The more active members of the group promoted its goals though articles and presentations. Some traces of these efforts can be found here and there through searches on Google, Bing, etc. The ABA’s Online Legal Services section provides random links to traces of a few such efforts, but there is no central repository of the group’s activities, for reasons explained below.

The 2003 ABA House of Delegates approved the group’s set of best practice guidelines for legal information web sites.

Dennis Kennedy has suggested the group’s biggest success was creating a place where innovators could get to know each other and share ideas. Some people might take this remark as snarky, damning by faint praise, but from working with him over the years I know Dennis was serious and he has a point. Networking matters, and the residue of this is probably still providing at least some benefits today.

After a few years the ABA sunsetted the eLawyering project. Some of the project’s accomplishments have not survived the sunsetting:

  • The ABA eventually followed up an official website to support the venture and I abandoned the unofficial site I had created to support the project. The official ABA site has vanished. Searches on the URLs of the former official ABA websites (eLawyering.organd eLawyering.com) bring up error messages. An InternetArchive search shows the site’s last recorded update was in 2017.
  • The group initiated a public email mailing list at one point, but if it’s still operational it’s hard to find. After a little time spent at the ABA’s mailing list portal I can find no trace of it.

Why Not More?

With these accomplishments understood, it’s fair to ask whether the eLawyering Task Force could have accomplished even more.

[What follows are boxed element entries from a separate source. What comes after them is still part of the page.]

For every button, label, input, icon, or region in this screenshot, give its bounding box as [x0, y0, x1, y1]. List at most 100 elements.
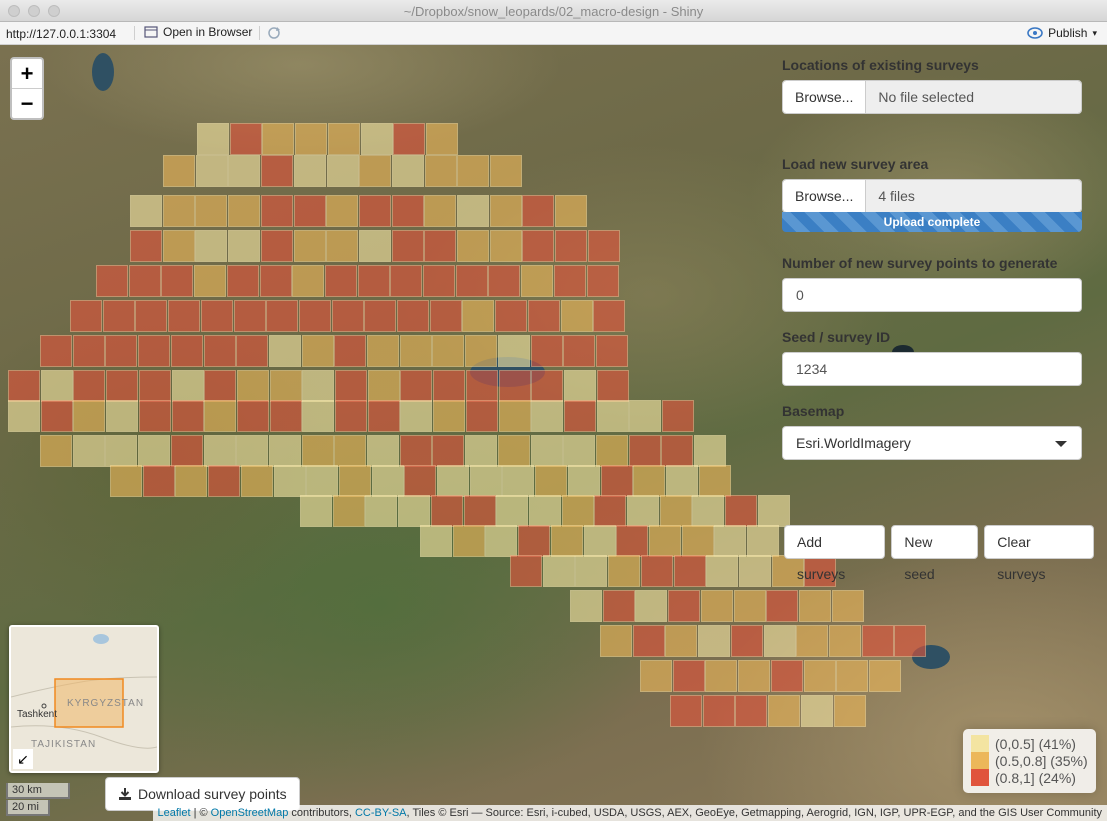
grid-cell — [894, 625, 927, 657]
grid-cell — [358, 230, 391, 262]
grid-cell — [457, 155, 490, 187]
grid-cell — [725, 495, 758, 527]
cc-by-sa-link[interactable]: CC-BY-SA — [355, 807, 407, 819]
basemap-select[interactable]: Esri.WorldImagery — [782, 426, 1082, 460]
zoom-out-button[interactable]: − — [12, 88, 42, 118]
grid-cell — [627, 495, 659, 527]
grid-cell — [555, 195, 588, 227]
grid-cell — [359, 155, 392, 187]
grid-cell — [563, 370, 596, 402]
grid-cell — [833, 695, 866, 727]
grid-cell — [465, 435, 498, 467]
osm-link[interactable]: OpenStreetMap — [211, 807, 289, 819]
grid-cell — [233, 300, 266, 332]
zoom-in-button[interactable]: + — [12, 59, 42, 88]
grid-cell — [430, 495, 463, 527]
grid-cell — [485, 525, 518, 557]
grid-cell — [130, 230, 162, 262]
grid-cell — [102, 300, 135, 332]
grid-cell — [260, 230, 293, 262]
grid-cell — [465, 400, 498, 432]
grid-cell — [665, 465, 698, 497]
grid-cell — [681, 525, 714, 557]
grid-cell — [324, 265, 357, 297]
grid-cell — [457, 195, 489, 227]
grid-cell — [73, 400, 106, 432]
grid-cell — [292, 265, 325, 297]
map-attribution: Leaflet | © OpenStreetMap contributors, … — [152, 805, 1107, 821]
grid-cell — [596, 400, 629, 432]
grid-cell — [510, 555, 542, 587]
grid-cell — [170, 335, 203, 367]
clear-surveys-button[interactable]: Clear surveys — [984, 525, 1094, 582]
existing-surveys-file-input[interactable]: Browse... No file selected — [782, 80, 1082, 114]
leaflet-link[interactable]: Leaflet — [158, 807, 191, 819]
grid-cell — [367, 435, 399, 467]
grid-cell — [269, 370, 302, 402]
grid-cell — [766, 590, 799, 622]
grid-cell — [668, 590, 701, 622]
grid-cell — [530, 435, 563, 467]
grid-cell — [197, 123, 229, 155]
points-input[interactable]: 0 — [782, 278, 1082, 312]
grid-cell — [367, 335, 399, 367]
grid-cell — [635, 590, 668, 622]
existing-browse-button[interactable]: Browse... — [783, 81, 867, 113]
grid-cell — [171, 370, 204, 402]
grid-cell — [301, 435, 334, 467]
leaflet-map[interactable]: + − Locations of existing surveys Browse… — [0, 45, 1107, 821]
grid-cell — [273, 465, 306, 497]
minimap-toggle-icon[interactable]: ↙ — [13, 749, 33, 769]
grid-cell — [138, 370, 171, 402]
area-browse-button[interactable]: Browse... — [783, 180, 867, 212]
grid-cell — [665, 625, 698, 657]
grid-cell — [334, 335, 367, 367]
points-label: Number of new survey points to generate — [782, 255, 1058, 271]
legend-swatch-high — [971, 769, 989, 786]
legend-row: (0,0.5] (41%) — [971, 735, 1088, 752]
grid-cell — [40, 370, 73, 402]
grid-cell — [358, 195, 391, 227]
grid-cell — [391, 230, 424, 262]
grid-cell — [550, 525, 583, 557]
browser-icon — [144, 26, 158, 38]
publish-button[interactable]: Publish ▾ — [1027, 26, 1097, 40]
grid-cell — [522, 230, 555, 262]
minimap-label-tashkent: Tashkent — [17, 709, 58, 720]
grid-cell — [203, 335, 236, 367]
seed-input[interactable]: 1234 — [782, 352, 1082, 386]
grid-cell — [496, 495, 529, 527]
legend-swatch-low — [971, 735, 989, 752]
grid-cell — [563, 335, 596, 367]
url-display: http://127.0.0.1:3304 — [6, 27, 117, 41]
grid-cell — [796, 625, 829, 657]
grid-cell — [659, 495, 692, 527]
add-surveys-button[interactable]: Add surveys — [784, 525, 886, 582]
minimap[interactable]: KYRGYZSTAN Tashkent TAJIKISTAN ↙ — [9, 625, 159, 773]
grid-cell — [106, 370, 139, 402]
grid-cell — [293, 195, 326, 227]
grid-cell — [194, 265, 227, 297]
grid-cell — [763, 625, 796, 657]
grid-cell — [240, 465, 273, 497]
grid-cell — [602, 590, 635, 622]
grid-cell — [204, 370, 237, 402]
refresh-icon[interactable] — [267, 26, 281, 43]
viewer-toolbar: http://127.0.0.1:3304 Open in Browser Pu… — [0, 22, 1107, 45]
grid-cell — [268, 435, 301, 467]
grid-cell — [670, 695, 702, 727]
grid-cell — [706, 555, 739, 587]
grid-cell — [489, 195, 522, 227]
grid-cell — [521, 265, 554, 297]
grid-cell — [360, 123, 393, 155]
new-seed-button[interactable]: New seed — [891, 525, 979, 582]
grid-cell — [465, 335, 498, 367]
grid-cell — [236, 370, 269, 402]
grid-cell — [518, 525, 551, 557]
grid-cell — [733, 590, 766, 622]
grid-cell — [106, 400, 139, 432]
grid-cell — [138, 400, 171, 432]
open-in-browser-button[interactable]: Open in Browser — [144, 25, 252, 39]
survey-area-file-input[interactable]: Browse... 4 files — [782, 179, 1082, 213]
grid-cell — [629, 400, 662, 432]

I don’t believe the group’s leadership was to blame:

  • Bill Paul was a real leader in my book. Sure, he cribbed the basic idea from a British academic, but isn’t finding the best ideas and promoting them exactly what we would hope a leader would do?
  • I can’t think of anyone better qualified to lead the Task Force than Richard Granat. He had worked in related areas for years and had a record of creativity, determination and accomplishment.
  • The late Jim Keane, one of the country’s top legal tech experts (and the inspiration for the ABA’s James I Keane Award for Excellence in eLawyering) was a co-chair of the group.
  • The eminently well qualified Marc Lauritsen became co-chair about the time I left the group.

If the people were not the problem, then why didn’t the Task Force accomplish even more?

The ABA’s culture and organization were a handicap. The ABA is fundamentally a trade association. While it sometimes undertakes activities intended to create public benefits (like supporting pro bono projects and vetting judicial nominees) its primary reason for existence is advancing the interests of its members. Given this context, the fact that some perceived eLawyering as a sort of do-gooder program was probably a drawback.

Rocking the boat is seldom popular, especially when some perceive the project’s purpose as being something other than making life better for lawyers.

The fact that ABA presidents are limited to a single one year term was another handicap. I understand the desire to bring in new blood and fresh ideas but the lack of continuity makes long range initiatives difficult. When a president leaves his pet projects slide off the priority list.

Bottom Line

Did the eLawyering Task Force achieve what I and others hoped it would achieve? No.

Did the project achieve everything it could achieve working within the ABA structure? Probably.

I think the eLawyering project’s biggest benefit was just putting the ideas of eLawyering into play. Seeds were planted. The ground was too dry for them to fully blossom then, but attitudes and receptiveness evolve over time. Would Jack Duncan’s book be provoking so much discussion if not for the Task Force’s groundbreaking work?

While the ABA eLawyering project’s contributions should not be underestimated, I agree with Cat Moon and Dennis Kennedy that it’s time to consider alternatives to the institutional approach.

The objectives of the eLawyering project still matter. I’m just as much a rebel today as I was 20 years ago. The only difference is that today I have a better idea of how real innovation is possible.

I will be sharing my thoughts here and at a new website I am developing: eLawyeringinnovation.org.